18 Ekim 2018 Perşembe

Geçip Giden Zaman

              Daha ne kadar canım acıyabilirdi ki. Zaten günlerdir dipteyim. Dipte en dipte en ufak bir ışık hüzmesinin bile giremediği zifiri karanlıkta tek başımayım. Çıkamadım çıkmak da istemedim aslında. Aşk ne kadar büyük olursa acısı da o kadar büyük olur derlerdi de inanmazdım başıma gelene kadar. Hiç olmaz denen başıma geldi de öğrendim. Aşk nedir bilmezdim vuruldum, yanmak ne demekmiş bilmezdim yandım, acıdan nefessiz kalıp ölmek isteyip ölememek ne demekmiş anladım. Anladım da dinmedi acım kalmadı takatim.

                  Geçer diyor daha önce sevenler, unuturmuşum zamanla, zaman herşeyin ilacıymış. Ama ben unutmak istemiyorum, tek bir hatırayı bile hatırlamak istiyorum. Aşığın yüzü en büyük hediye değil mi maşuka. Neden unutayım o zaman, nedir bu unutma çabası. Ben hatırlamak ve bu acının içinde kavrulup yok olmak istiyorum. Çare aramıyorum derdime, biliyorum çaresini. Acın çok taze oynama, kanatıp durma diyorlar bırak kabuk bağlasın. Böylesi daha iyiymiş. Ama ben oynuyorum, kanatıyorum, bilerek daha çok acıtıyorum. İstiyorum ki daha çok acısın daha çok kanasın onunla dolu her bir hücrem acıtan yok olana kadar kavrulsun belki bir parça huzur bulur ruhum. 

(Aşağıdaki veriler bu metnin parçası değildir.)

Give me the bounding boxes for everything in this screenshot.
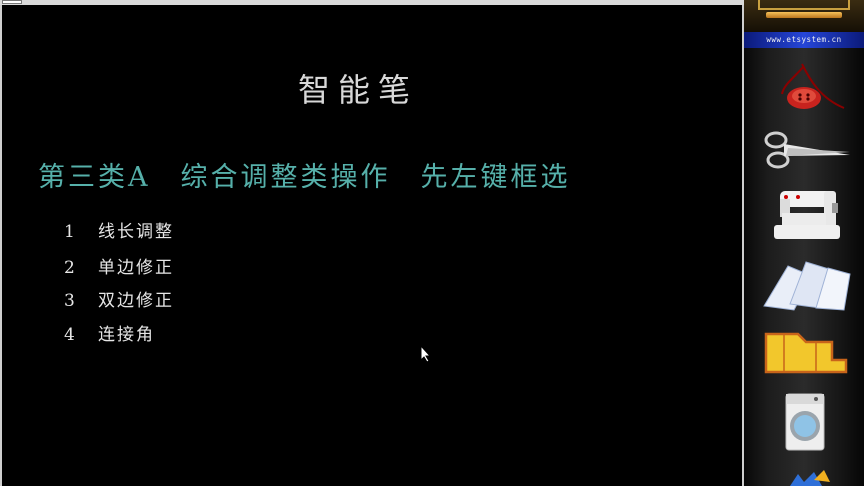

                   Kaç gün oldu saymadım günleri. Her gün bir diğerinin aynı zaten. Sabah kalak acı bir kahve iç, giyin, işe gel, çalış, eve git, yat. Yat ama uyuma hatta gözlerini bile kırpma. Kırpma gözlerini ki gitmesin sevgilinin hayali gözlerinin önünden. Unutma yüzünü aldığın her nefes boyunca hatırla. Zaman geçiyor gecenin karanlığında hıçkırıklarım saatin tik taklarına karışıyor. Başka ses yok nefes yok sadece ben varım bir de acım. Gerçekten böyle bir acı zamanla geçer mi? İnanamıyorum. Peki geçse bile ben aynı insan olarak kalır mıyım yoksa değişir miyim? Çocuk gibisin insan sürekli seni koruyup kollamak ihtiyacı hissediyor demişti bana bir seferinde. Vapurdaydık ben martılara simit atıp eğleniyordum. Neden öyle dediğini anlamamış gülmüştüm o da bana bakıp gülmüştü. O an dünya gülmüştü sanki. İki çay söylemiştik esen rüzgara inat içimizi ısıtmıştık elele. Buz gibi olmuştu elleri, kış boyunca hiç ısınmazdı. Elleri benim için ulaşılmaz bir dağ gibiydi, hep soğuk, hep güçlü biraz da zorba. O eller korumuştu beni yıllarca, fırtınalarıma göğüs germişti, ne zaman ayaz kesse koynumda hayata dönmüştü. Bu kış kim ısıtacak ellerini. Giderken ona ördüğüm kazağı almamış. Daha birçok hatırayı da bana bırakmış sanki hava almaya gitmiş de geri gelecekmiş gibi. Ama biliyorum bu gidişin dönüşü yok. Sabah olmak üzere. Birazdan insanlar uyanacak, hayat başlayacak. Sıcacık evlerinde birbirlerini günaydın diyerek öpecekler, kahvaltı yapacaklar gülerek. Çocuklar okula, büyükler işe gidecek. Yanımdan akıp gidecek insanlar hiçbiri ne kadar yaralı olduğumu fark etmeden geçip gidecekler. Ben hayatta herşey yolundaymış gibi yapıp çalışacağım, kahve içip müdürün yeni arabasıyla ilgili dedikodu yapacağım, belki yapılan esprilere güleceğim, yemek yiyeceğim, eve geleceğim sonra akşam olunca. Anahtarı deliğe sokacağım ve evin yalnızlığı yüzüme çarpıcak tokat gibi. Eve attığım ilk adımla birlikte yükleneceğim acımı gece boyu sessizlikte ta ki gün doğumuna kadar. Kaç gün doğumu geçer bilmeden bu acının üstünden. 

2 yorum:

  1. Ask acısı böyle guzel anlatılabilirdi ancak. Hepimiz yaşadık bu duyguları, bazen hayat ne kadar boş geliyor onsuz yasanmayacakmis gibi gelirdi. Ahhh gençlik (: İnsan yol aldıkça, ilerledikçe hayatin sunduğu güzelliklerle yeniden doguyor. Her acı bizi büyütüyor, olgunlastiriyor.

    YanıtlaSil
    Yanıtlar
    1. Canımsın. Aşk işte gelip geçiyor ama kesinlikle aynı insan olmuyorsun.